Discussion: This patient presented with rapidly progressive glomerulonephritis and severe proteinuria. Kidney biopsy demonstrated crescentic anti-GBM glomerulonephritis with MN, based on both linear and granular deposition of IgG and C3 on immunofluorescence and subepithelial electron-dense deposits on electron microscopy. Identification of the specific target antigens (e.g., PLA2R, NELL1, THSD7A, EXT1/2) may confirm primary and secondary MN and assist in guiding appropriate therapeutic approaches. Furthermore, recent reports have shown that MPO immunostaining may be useful in diagnosing MN secondary to MPO-ANCA-associated vasculitis. In this case, we postulated that MN might have preceded and subsequently induced the formation of anti-GBM antibodies. However, these antigen stains were all negative.

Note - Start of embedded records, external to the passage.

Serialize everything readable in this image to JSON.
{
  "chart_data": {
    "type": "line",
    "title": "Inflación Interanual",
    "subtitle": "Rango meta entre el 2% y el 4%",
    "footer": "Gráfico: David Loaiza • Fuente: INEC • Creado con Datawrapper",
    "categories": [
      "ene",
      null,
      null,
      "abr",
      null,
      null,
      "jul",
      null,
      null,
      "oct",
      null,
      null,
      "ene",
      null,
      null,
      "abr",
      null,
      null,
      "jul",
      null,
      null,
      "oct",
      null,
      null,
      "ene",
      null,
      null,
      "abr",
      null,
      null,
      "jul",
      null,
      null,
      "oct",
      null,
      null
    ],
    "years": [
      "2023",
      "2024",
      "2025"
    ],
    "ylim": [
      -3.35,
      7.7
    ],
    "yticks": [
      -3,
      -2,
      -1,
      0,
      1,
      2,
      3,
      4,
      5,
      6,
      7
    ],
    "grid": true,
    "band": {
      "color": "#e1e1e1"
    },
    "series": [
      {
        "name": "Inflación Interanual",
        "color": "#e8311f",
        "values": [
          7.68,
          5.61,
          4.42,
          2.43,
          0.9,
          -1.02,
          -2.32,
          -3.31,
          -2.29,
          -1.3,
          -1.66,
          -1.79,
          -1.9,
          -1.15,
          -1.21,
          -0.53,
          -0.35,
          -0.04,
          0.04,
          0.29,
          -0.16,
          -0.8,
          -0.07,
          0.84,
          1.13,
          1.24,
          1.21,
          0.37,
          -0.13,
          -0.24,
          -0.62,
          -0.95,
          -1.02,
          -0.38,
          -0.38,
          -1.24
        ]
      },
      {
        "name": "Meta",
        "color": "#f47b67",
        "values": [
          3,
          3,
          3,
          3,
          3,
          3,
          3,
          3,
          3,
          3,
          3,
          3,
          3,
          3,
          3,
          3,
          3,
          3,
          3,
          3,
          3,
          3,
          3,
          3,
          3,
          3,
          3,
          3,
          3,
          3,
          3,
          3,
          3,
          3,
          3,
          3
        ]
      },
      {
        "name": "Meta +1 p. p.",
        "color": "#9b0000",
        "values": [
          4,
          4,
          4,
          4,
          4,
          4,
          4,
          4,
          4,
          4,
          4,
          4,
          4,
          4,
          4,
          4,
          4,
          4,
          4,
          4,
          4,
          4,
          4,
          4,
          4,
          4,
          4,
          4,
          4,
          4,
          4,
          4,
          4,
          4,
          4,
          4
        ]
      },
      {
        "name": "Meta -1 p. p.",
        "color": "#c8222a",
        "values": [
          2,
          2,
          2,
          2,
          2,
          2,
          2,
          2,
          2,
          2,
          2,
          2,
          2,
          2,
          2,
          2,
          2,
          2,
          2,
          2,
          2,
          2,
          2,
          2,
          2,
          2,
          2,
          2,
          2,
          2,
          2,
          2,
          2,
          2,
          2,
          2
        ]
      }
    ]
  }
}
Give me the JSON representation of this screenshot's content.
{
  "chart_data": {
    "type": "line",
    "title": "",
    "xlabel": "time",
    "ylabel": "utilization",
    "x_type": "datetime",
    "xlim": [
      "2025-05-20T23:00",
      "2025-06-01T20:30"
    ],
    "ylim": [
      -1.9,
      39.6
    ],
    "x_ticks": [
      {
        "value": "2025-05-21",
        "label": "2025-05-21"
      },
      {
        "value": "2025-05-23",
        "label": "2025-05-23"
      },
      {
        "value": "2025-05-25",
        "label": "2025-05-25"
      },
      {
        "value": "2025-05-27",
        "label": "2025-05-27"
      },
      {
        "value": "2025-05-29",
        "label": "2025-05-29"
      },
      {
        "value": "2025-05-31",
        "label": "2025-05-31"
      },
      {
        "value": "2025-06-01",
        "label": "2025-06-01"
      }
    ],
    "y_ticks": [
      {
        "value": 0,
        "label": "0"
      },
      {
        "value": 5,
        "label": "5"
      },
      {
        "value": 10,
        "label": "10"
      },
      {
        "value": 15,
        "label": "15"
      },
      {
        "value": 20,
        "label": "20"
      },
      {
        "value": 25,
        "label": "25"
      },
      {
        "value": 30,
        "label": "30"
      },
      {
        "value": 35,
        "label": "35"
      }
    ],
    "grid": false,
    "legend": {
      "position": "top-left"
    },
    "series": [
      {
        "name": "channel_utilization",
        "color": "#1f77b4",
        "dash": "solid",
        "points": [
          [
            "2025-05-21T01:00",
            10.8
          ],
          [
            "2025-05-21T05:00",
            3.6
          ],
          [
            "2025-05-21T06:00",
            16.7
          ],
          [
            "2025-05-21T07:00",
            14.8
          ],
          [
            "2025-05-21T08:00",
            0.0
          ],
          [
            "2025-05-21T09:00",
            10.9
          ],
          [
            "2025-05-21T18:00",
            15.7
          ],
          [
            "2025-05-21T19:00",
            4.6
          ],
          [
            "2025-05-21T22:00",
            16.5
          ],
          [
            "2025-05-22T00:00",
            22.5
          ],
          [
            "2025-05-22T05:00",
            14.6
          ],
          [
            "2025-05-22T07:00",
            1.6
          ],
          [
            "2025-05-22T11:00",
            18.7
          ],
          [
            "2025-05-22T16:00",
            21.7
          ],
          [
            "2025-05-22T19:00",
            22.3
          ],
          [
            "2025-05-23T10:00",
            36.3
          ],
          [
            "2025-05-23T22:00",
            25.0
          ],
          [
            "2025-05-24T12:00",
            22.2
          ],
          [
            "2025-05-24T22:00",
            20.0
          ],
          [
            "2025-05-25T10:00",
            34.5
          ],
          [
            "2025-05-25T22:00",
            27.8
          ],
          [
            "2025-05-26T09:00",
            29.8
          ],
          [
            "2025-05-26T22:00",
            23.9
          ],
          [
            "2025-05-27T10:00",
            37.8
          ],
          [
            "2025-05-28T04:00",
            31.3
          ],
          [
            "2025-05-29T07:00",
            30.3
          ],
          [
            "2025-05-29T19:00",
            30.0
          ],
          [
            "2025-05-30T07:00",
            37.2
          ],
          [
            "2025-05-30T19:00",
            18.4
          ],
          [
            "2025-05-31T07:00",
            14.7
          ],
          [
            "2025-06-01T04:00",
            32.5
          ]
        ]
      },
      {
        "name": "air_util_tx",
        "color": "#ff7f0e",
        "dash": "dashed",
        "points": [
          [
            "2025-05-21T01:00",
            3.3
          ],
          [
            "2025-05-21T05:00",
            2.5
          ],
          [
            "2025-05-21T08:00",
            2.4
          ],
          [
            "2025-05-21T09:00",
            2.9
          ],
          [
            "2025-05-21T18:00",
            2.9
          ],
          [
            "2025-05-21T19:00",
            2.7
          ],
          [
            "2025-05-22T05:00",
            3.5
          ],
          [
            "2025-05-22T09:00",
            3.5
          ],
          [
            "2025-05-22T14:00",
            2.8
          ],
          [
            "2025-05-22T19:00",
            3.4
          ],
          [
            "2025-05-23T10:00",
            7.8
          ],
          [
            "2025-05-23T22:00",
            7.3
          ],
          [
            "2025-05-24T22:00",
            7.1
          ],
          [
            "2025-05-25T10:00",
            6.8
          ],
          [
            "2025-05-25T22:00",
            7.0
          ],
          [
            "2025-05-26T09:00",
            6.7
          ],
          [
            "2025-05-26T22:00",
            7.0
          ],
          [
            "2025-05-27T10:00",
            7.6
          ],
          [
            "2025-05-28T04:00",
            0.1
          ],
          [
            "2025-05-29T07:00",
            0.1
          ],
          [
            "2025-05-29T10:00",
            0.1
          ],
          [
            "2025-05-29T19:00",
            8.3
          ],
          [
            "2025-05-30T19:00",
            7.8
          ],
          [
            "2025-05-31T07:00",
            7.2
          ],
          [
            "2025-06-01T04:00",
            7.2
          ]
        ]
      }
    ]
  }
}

Nevertheless, these antigen-based analysis provide valuable insight into the underlying pathophysiology. The coexistence of anti–GBM nephritis and MN with MPO-ANCA positivity is exceptionally uncommon, and the clinical relevance of this association warrant further investigation. This work was first presented at ASN Kidney Week 2025, and re-submission is permitted by ASN.